The geography of Indonesia is dominated by volcanoes that are formed due to subduction zones between the Eurasian plate and the Indo-Australian plate. Some of the volcanoes are notable for their eruptions, for instance, Krakatau for its global effects in 1883, Lake Toba for its supervolcanic eruption estimated to have occurred 74,000 Before Present which was responsible for six years of volcanic winter, and Mount Tambora for the most violent eruption in recorded history in 1815.
Mount Merbabu is a dormant stratovolcano in Central Java province on the Indonesian island of Java. Loosely translated, Gunung Merbabu could mean 'Mountain of Ash' from the Indonesian word babu. The active volcano Mount Merapi is directly adjacent on its south-east side, while the city of Salatiga is located on its northern foothills. A 1,500 m high broad saddle lies between Merbabu and Merapi, the site of the village of Selo and highly fertile farming land.
There are two peaks; Syarif (3,119 m) and Kenteng Songo (3,145 m). Three U-shaped radial valleys extend from the Kenteng Songo summit in northwesterly, northeastly and southeastly directions.
Two known moderate eruptions occurred in 1560 and 1797 and were rated 2: Explosive, on the Volcanic Explosivity Index. An unconfirmed eruption may have occurred in 1570.

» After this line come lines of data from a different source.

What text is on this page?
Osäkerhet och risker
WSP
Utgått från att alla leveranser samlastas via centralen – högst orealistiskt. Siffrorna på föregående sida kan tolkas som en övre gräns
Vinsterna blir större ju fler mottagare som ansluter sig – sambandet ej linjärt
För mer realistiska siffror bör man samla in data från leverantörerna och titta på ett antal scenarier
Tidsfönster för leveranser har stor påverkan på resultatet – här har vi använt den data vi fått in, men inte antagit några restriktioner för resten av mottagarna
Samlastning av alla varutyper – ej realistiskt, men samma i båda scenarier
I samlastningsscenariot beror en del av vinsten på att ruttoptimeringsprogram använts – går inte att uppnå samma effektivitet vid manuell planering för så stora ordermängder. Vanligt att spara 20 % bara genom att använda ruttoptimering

Geologically recent eruptions originated from a North Northwest-South Southeast fissure system that cut across the summit and fed the large-volume lava flows from Kopeng and Kajor craters on the northern and southern flanks, respectively.
Merbabu can be climbed from several routes originating from the town of Kopeng on the north east sideside, and also from Selo on the southern side. A climb from Kopeng to Kenteng Songo takes between 8 and 10 hours.